Normanno also encouraged more uniformity in terms of test usage and access in Europe based on his findings. The organizations that launched his study are continuing their initiative to make precision medicine access and genetic testing more uniform across the EU. The groups are holding national roundtable discussions to identify each country's needs and address challenges to drug and testing access.

"The vision for our group is that all patients with cancer should undergo comprehensive, ongoing tumor testing throughout the course of the disease," he said.

He suggested some short-term steps to improve precision treatment access that could include parallel approval for drugs and their associated biomarker tests, a national system assessing the value of biomarker testing, and a centralized data collection system.

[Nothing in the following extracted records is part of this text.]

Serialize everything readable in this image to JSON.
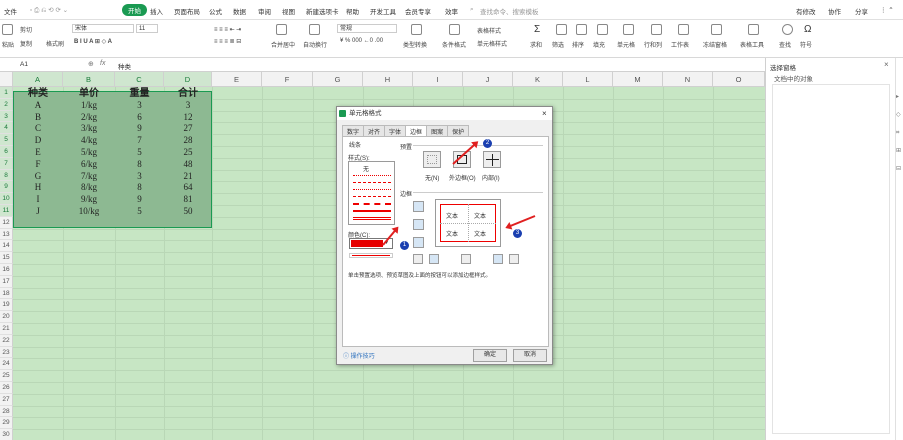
{
  "menubar": {
    "items": [
      "文件",
      "开始",
      "插入",
      "页面布局",
      "公式",
      "数据",
      "审阅",
      "视图",
      "新建选项卡",
      "帮助",
      "开发工具",
      "会员专享",
      "效率"
    ],
    "active": "开始",
    "search_placeholder": "查找命令、搜索模板",
    "right": [
      "有修改",
      "协作",
      "分享"
    ]
  },
  "ribbon": {
    "cut": "剪切",
    "paste": "粘贴",
    "copy": "复制",
    "format_painter": "格式刷",
    "font_name": "宋体",
    "font_size": "11",
    "merge": "合并居中",
    "wrap": "自动换行",
    "number_format": "常规",
    "type_convert": "类型转换",
    "cond_format": "条件格式",
    "table_style": "表格样式",
    "cell_style": "单元格样式",
    "sum": "求和",
    "filter": "筛选",
    "sort": "排序",
    "fill": "填充",
    "cell": "单元格",
    "rowcol": "行和列",
    "worksheet": "工作表",
    "freeze": "冻结窗格",
    "table_tools": "表格工具",
    "find": "查找",
    "symbol": "符号"
  },
  "formulabar": {
    "cellref": "A1",
    "fx": "fx",
    "value": "种类"
  },
  "columns": [
    "A",
    "B",
    "C",
    "D",
    "E",
    "F",
    "G",
    "H",
    "I",
    "J",
    "K",
    "L",
    "M",
    "N",
    "O"
  ],
  "rows": [
    "1",
    "2",
    "3",
    "4",
    "5",
    "6",
    "7",
    "8",
    "9",
    "10",
    "11",
    "12",
    "13",
    "14",
    "15",
    "16",
    "17",
    "18",
    "19",
    "20",
    "21",
    "22",
    "23",
    "24",
    "25",
    "26",
    "27",
    "28",
    "29",
    "30"
  ],
  "table": {
    "headers": [
      "种类",
      "单价",
      "重量",
      "合计"
    ],
    "data": [
      [
        "A",
        "1/kg",
        "3",
        "3"
      ],
      [
        "B",
        "2/kg",
        "6",
        "12"
      ],
      [
        "C",
        "3/kg",
        "9",
        "27"
      ],
      [
        "D",
        "4/kg",
        "7",
        "28"
      ],
      [
        "E",
        "5/kg",
        "5",
        "25"
      ],
      [
        "F",
        "6/kg",
        "8",
        "48"
      ],
      [
        "G",
        "7/kg",
        "3",
        "21"
      ],
      [
        "H",
        "8/kg",
        "8",
        "64"
      ],
      [
        "I",
        "9/kg",
        "9",
        "81"
      ],
      [
        "J",
        "10/kg",
        "5",
        "50"
      ]
    ]
  },
  "dialog": {
    "title": "单元格格式",
    "tabs": [
      "数字",
      "对齐",
      "字体",
      "边框",
      "图案",
      "保护"
    ],
    "active_tab": "边框",
    "line_section": "线条",
    "style_label": "样式(S):",
    "style_none": "无",
    "color_label": "颜色(C):",
    "color_value": "#e60000",
    "preset_section": "预置",
    "preset_none": "无(N)",
    "preset_outline": "外边框(O)",
    "preset_inside": "内部(I)",
    "border_section": "边框",
    "preview_text": [
      "文本",
      "文本",
      "文本",
      "文本"
    ],
    "hint": "单击预置选项、预览草图及上面的按钮可以添加边框样式。",
    "tips_link": "操作技巧",
    "ok": "确定",
    "cancel": "取消",
    "badges": [
      "1",
      "2",
      "3"
    ]
  },
  "right_panel": {
    "title": "选择窗格",
    "subtitle": "文档中的对象"
  }
}
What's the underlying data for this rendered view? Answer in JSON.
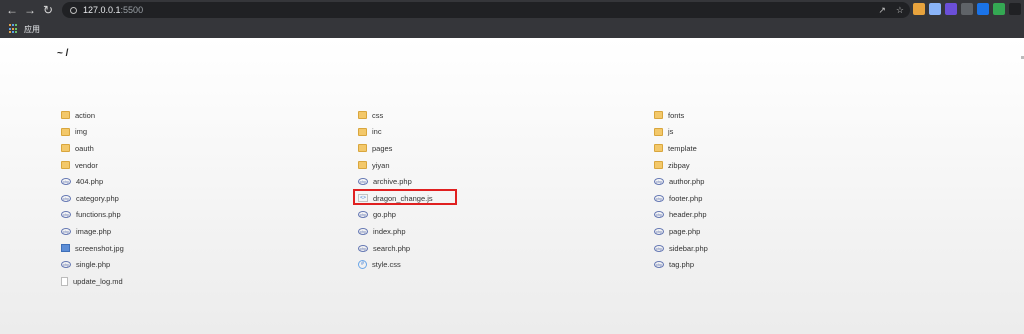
{
  "browser": {
    "url_host": "127.0.0.1",
    "url_port": ":5500",
    "extension_colors": [
      "#e8a33d",
      "#8ab4f8",
      "#6b4fd8",
      "#5f6368",
      "#1a73e8",
      "#34a853",
      "#202124"
    ],
    "bookmarks_label": "应用"
  },
  "page": {
    "breadcrumb": "~ /"
  },
  "files": [
    {
      "name": "action",
      "type": "folder"
    },
    {
      "name": "css",
      "type": "folder"
    },
    {
      "name": "fonts",
      "type": "folder"
    },
    {
      "name": "img",
      "type": "folder"
    },
    {
      "name": "inc",
      "type": "folder"
    },
    {
      "name": "js",
      "type": "folder"
    },
    {
      "name": "oauth",
      "type": "folder"
    },
    {
      "name": "pages",
      "type": "folder"
    },
    {
      "name": "template",
      "type": "folder"
    },
    {
      "name": "vendor",
      "type": "folder"
    },
    {
      "name": "yiyan",
      "type": "folder"
    },
    {
      "name": "zibpay",
      "type": "folder"
    },
    {
      "name": "404.php",
      "type": "php"
    },
    {
      "name": "archive.php",
      "type": "php"
    },
    {
      "name": "author.php",
      "type": "php"
    },
    {
      "name": "category.php",
      "type": "php"
    },
    {
      "name": "dragon_change.js",
      "type": "js"
    },
    {
      "name": "footer.php",
      "type": "php"
    },
    {
      "name": "functions.php",
      "type": "php"
    },
    {
      "name": "go.php",
      "type": "php"
    },
    {
      "name": "header.php",
      "type": "php"
    },
    {
      "name": "image.php",
      "type": "php"
    },
    {
      "name": "index.php",
      "type": "php"
    },
    {
      "name": "page.php",
      "type": "php"
    },
    {
      "name": "screenshot.jpg",
      "type": "image"
    },
    {
      "name": "search.php",
      "type": "php"
    },
    {
      "name": "sidebar.php",
      "type": "php"
    },
    {
      "name": "single.php",
      "type": "php"
    },
    {
      "name": "style.css",
      "type": "css"
    },
    {
      "name": "tag.php",
      "type": "php"
    },
    {
      "name": "update_log.md",
      "type": "doc"
    }
  ],
  "highlight_color": "#e02020"
}
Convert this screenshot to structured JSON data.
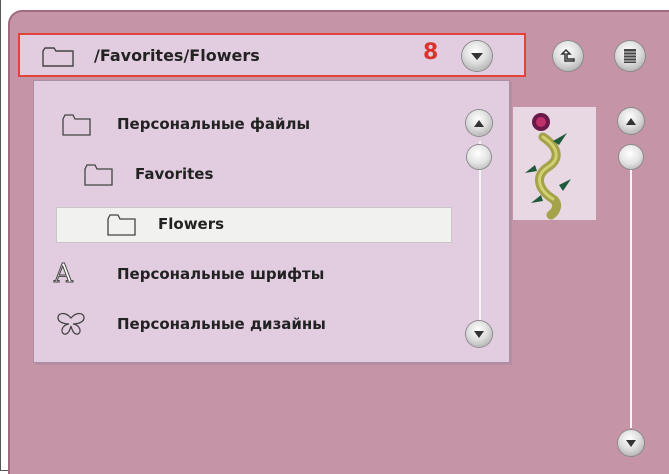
{
  "path_bar": {
    "path": "/Favorites/Flowers",
    "callout_number": "8",
    "icon": "folder-icon",
    "dropdown_icon": "chevron-down-icon"
  },
  "toolbar": {
    "up_icon": "folder-up-icon",
    "list_view_icon": "list-view-icon"
  },
  "dropdown": {
    "items": [
      {
        "label": "Персональные файлы",
        "icon": "folder-icon"
      },
      {
        "label": "Favorites",
        "icon": "folder-icon"
      },
      {
        "label": "Flowers",
        "icon": "folder-icon",
        "selected": true
      },
      {
        "label": "Персональные шрифты",
        "icon": "font-icon"
      },
      {
        "label": "Персональные дизайны",
        "icon": "butterfly-icon"
      }
    ]
  },
  "preview": {
    "design": "flower-stem-design"
  },
  "colors": {
    "panel": "#c594a6",
    "dropdown_bg": "#e2cde0",
    "callout": "#e2443c",
    "selected_row": "#f1f1ef"
  }
}
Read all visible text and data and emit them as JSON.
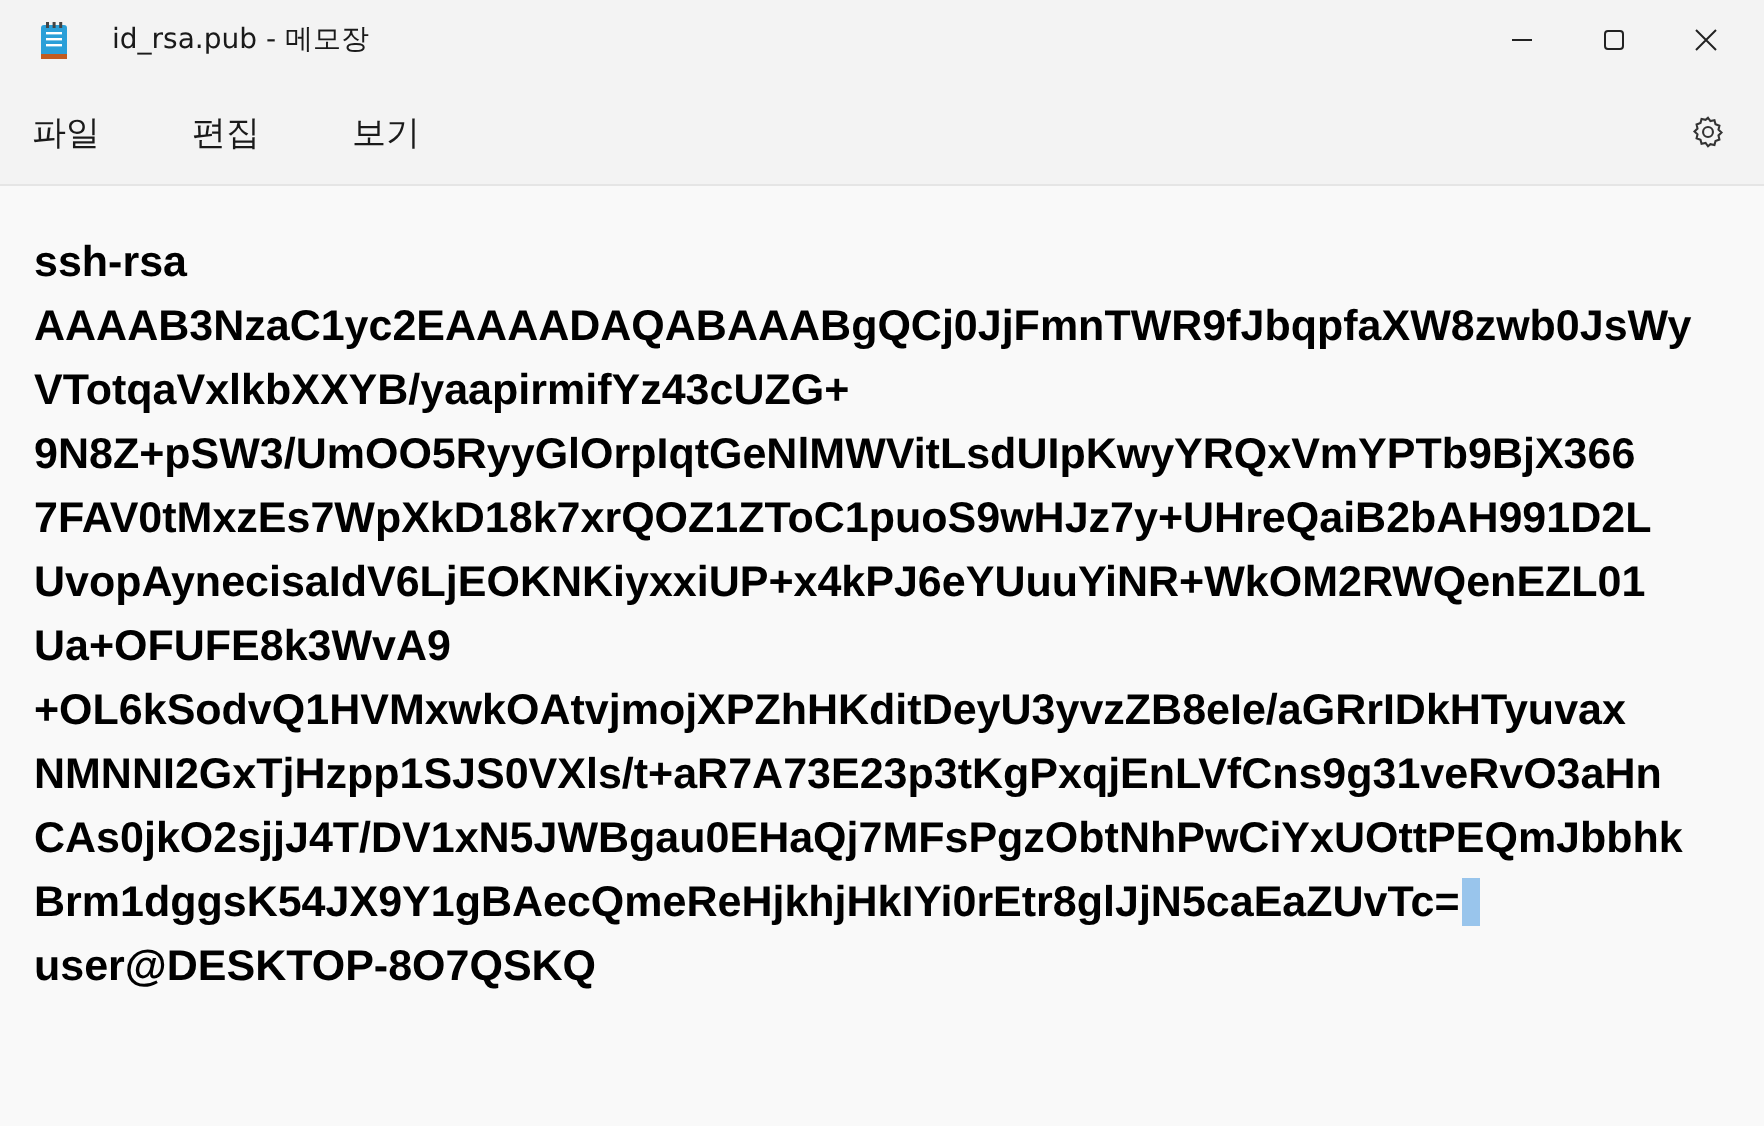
{
  "window": {
    "title": "id_rsa.pub - 메모장"
  },
  "menu": [
    {
      "label": "파일"
    },
    {
      "label": "편집"
    },
    {
      "label": "보기"
    }
  ],
  "document": {
    "lines": [
      {
        "text": "ssh-rsa",
        "selected_end": false
      },
      {
        "text": "AAAAB3NzaC1yc2EAAAADAQABAAABgQCj0JjFmnTWR9fJbqpfaXW8zwb0JsWy",
        "selected_end": false
      },
      {
        "text": "VTotqaVxlkbXXYB/yaapirmifYz43cUZG+",
        "selected_end": false
      },
      {
        "text": "9N8Z+pSW3/UmOO5RyyGlOrpIqtGeNlMWVitLsdUIpKwyYRQxVmYPTb9BjX366",
        "selected_end": false
      },
      {
        "text": "7FAV0tMxzEs7WpXkD18k7xrQOZ1ZToC1puoS9wHJz7y+UHreQaiB2bAH991D2L",
        "selected_end": false
      },
      {
        "text": "UvopAynecisaIdV6LjEOKNKiyxxiUP+x4kPJ6eYUuuYiNR+WkOM2RWQenEZL01",
        "selected_end": false
      },
      {
        "text": "Ua+OFUFE8k3WvA9",
        "selected_end": false
      },
      {
        "text": "+OL6kSodvQ1HVMxwkOAtvjmojXPZhHKditDeyU3yvzZB8eIe/aGRrIDkHTyuvax",
        "selected_end": false
      },
      {
        "text": "NMNNI2GxTjHzpp1SJS0VXls/t+aR7A73E23p3tKgPxqjEnLVfCns9g31veRvO3aHn",
        "selected_end": false
      },
      {
        "text": "CAs0jkO2sjjJ4T/DV1xN5JWBgau0EHaQj7MFsPgzObtNhPwCiYxUOttPEQmJbbhk",
        "selected_end": false
      },
      {
        "text": "Brm1dggsK54JX9Y1gBAecQmeReHjkhjHkIYi0rEtr8glJjN5caEaZUvTc=",
        "selected_end": true
      },
      {
        "text": "user@DESKTOP-8O7QSKQ",
        "selected_end": false
      }
    ]
  }
}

More investment is needed from certain countries, particularly those in Eastern Europe, to build out their NGS testing capabilities, Normanno said, as well as establish regional centralized testing labs and maintain dedicated biomarker test budgets. He also hopes to launch a patient education effort, so patients know that these tests and drugs are available to them.

He encouraged more labs to participate in quality assessment programs, which are not mandatory in most EU countries. He suggested that EU member countries make quality programs mandatory for labs and provide them with funding to participate in quality assessment programs.

"We have two pillars that are equally important: We have access to drugs, and we need the access to biomarker testing," Normanno said. "If we don't act on both, we will get to a paradoxical situation in which we have drugs, but we don't have the biomarker test to identify the patient that can benefit from these drugs."